Proxy ARP on the PFSense

Published on
Authors
  • avatar
    Name
    Brian Kimball
    Twitter
Proxy ARP Network Diagram

What is Proxy Arp?

Proxy ARP is a technique by which a proxy server on a given network answers the Address Resolution Protocol (ARP) queries for an IP address that is not on that network.

- Wikipedia

There are a variety of reasons you may want to configure a proxy arp. You may want to disguise the other network, or you may have a firewall configuration that is strict on a particular network. I most commonly use as a way to firewall off a network and allow access to certain resources. The example shows traffic to a connected IPSEC tunnel, but it could really be any other network like a DMZ network, for example.

IPSEC tunnel

I already have the tunnel established between two networks, and have verified data flow. I will not go into detail about setting up the tunnel, but the key to ipsec tunnels is making sure your configuration is the same on both sides. More details can be found on the PFSense docs.

IPSEC tunnel

Local Network

The LAN in this scenario is a simple class C subnet in 192.168.1.0/24. The screenshots are taken from a production network, but I have used Photoshop to change the IP ranges. On the PFSense you will want to add a new virtual IP, with the virtual ip type being "Proxy ARP".

Virtual IP

This scenario is just a single IP address, so we maintain the /32 bitmask. This will add an ARP entry to the ARP table on the firewall. It is only an ARP entry, so if you try to ping the IP, you will not get a response. Traffic to that address will, however, be sent to the firewall, so it can be routed to the correct destination.

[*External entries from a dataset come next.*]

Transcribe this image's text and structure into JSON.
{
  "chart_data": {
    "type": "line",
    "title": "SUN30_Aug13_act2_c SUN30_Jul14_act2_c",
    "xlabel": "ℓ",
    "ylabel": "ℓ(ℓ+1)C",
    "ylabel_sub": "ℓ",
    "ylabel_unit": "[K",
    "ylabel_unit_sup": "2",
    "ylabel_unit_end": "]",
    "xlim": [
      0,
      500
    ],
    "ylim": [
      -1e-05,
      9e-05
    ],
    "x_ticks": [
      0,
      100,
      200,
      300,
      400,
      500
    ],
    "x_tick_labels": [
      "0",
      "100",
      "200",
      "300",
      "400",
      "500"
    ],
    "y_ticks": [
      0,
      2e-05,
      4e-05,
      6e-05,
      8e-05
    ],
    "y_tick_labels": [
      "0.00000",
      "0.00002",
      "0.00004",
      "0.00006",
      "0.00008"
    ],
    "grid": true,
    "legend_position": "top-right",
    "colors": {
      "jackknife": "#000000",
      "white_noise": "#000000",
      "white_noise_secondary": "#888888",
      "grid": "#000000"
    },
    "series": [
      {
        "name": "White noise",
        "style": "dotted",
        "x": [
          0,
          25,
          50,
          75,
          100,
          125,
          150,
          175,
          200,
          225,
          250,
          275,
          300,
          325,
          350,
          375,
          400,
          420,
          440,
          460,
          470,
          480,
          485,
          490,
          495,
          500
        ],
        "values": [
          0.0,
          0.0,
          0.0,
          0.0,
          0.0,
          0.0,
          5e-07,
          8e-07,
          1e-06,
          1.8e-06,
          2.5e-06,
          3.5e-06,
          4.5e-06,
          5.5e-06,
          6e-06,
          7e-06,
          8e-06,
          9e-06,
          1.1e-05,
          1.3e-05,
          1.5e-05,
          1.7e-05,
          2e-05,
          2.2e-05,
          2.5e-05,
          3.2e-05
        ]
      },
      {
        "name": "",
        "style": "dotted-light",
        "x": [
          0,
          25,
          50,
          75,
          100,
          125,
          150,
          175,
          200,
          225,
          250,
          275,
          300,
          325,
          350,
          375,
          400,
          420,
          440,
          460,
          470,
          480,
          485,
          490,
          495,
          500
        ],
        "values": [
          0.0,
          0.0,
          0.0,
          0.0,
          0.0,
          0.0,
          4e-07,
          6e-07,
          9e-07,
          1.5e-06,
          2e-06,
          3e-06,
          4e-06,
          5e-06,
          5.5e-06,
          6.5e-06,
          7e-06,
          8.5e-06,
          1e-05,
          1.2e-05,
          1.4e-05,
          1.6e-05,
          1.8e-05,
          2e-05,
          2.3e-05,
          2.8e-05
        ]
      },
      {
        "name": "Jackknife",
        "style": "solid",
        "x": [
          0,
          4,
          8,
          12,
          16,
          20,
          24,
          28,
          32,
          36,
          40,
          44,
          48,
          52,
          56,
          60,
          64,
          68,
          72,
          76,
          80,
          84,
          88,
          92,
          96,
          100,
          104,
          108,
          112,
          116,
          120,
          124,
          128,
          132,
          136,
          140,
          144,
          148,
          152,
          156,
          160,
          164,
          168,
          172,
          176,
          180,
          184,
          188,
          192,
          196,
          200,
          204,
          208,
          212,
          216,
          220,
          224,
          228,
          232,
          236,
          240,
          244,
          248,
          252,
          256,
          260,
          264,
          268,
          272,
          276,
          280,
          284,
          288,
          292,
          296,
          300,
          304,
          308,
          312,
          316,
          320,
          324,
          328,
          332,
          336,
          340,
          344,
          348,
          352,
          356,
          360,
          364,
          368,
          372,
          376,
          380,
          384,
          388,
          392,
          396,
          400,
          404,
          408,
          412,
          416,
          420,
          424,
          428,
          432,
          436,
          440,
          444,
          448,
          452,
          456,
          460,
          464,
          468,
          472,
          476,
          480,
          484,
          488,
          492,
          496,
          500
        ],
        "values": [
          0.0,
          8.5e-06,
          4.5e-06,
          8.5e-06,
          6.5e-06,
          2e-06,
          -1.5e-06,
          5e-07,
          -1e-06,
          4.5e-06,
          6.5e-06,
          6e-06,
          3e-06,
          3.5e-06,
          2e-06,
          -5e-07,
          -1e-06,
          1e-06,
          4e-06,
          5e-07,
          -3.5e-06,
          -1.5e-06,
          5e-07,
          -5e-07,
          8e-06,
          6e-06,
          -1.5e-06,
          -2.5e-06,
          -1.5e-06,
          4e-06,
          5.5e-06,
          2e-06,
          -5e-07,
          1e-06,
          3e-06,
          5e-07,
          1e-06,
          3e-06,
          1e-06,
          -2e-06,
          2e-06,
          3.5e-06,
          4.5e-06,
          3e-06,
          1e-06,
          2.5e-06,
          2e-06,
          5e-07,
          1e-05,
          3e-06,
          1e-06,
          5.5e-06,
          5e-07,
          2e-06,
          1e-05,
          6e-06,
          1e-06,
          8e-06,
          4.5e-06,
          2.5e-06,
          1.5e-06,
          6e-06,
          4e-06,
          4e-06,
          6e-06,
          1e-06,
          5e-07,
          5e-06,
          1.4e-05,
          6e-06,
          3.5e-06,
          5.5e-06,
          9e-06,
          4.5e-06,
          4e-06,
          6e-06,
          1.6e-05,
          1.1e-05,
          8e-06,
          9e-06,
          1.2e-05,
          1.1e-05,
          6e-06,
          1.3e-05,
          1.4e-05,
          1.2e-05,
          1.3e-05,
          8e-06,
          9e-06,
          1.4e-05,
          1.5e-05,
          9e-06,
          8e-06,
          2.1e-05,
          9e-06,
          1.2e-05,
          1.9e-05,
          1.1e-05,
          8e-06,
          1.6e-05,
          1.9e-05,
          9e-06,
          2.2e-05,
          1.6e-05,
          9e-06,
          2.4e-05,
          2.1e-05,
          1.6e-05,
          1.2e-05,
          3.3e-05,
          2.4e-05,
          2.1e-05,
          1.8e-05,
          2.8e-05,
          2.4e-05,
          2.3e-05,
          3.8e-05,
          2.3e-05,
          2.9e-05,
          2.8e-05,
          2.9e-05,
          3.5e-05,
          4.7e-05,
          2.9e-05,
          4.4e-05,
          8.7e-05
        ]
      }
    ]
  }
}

Forwarding to the Remote Network

Now that we have the Proxy ARP configured on our LAN, we need to send the traffic over to our remote network. The remote network is another C class network of 192.168.2.0/24. We already have it connected via the IPSEC tunnel. On that network we have a server with the IP address of 192.168.2.30. The goal is that a user on the LAN should be able to access the 192.168.1.30 address and the firewall proxy the traffic to the server at 192.168.2.30. To accomplish this, we set up a port-forwarding rule to send traffic destined for 192.168.1.30 to 192.168.2.30.

Port Forwarding

In this scenario, we are forwarding all TCP, UDP and ICMP traffic to the remote server. We could narrow it down to fewer ports if we wanted to. Once the rule is in place users on the LAN should be able to access the remote server using the LAN address.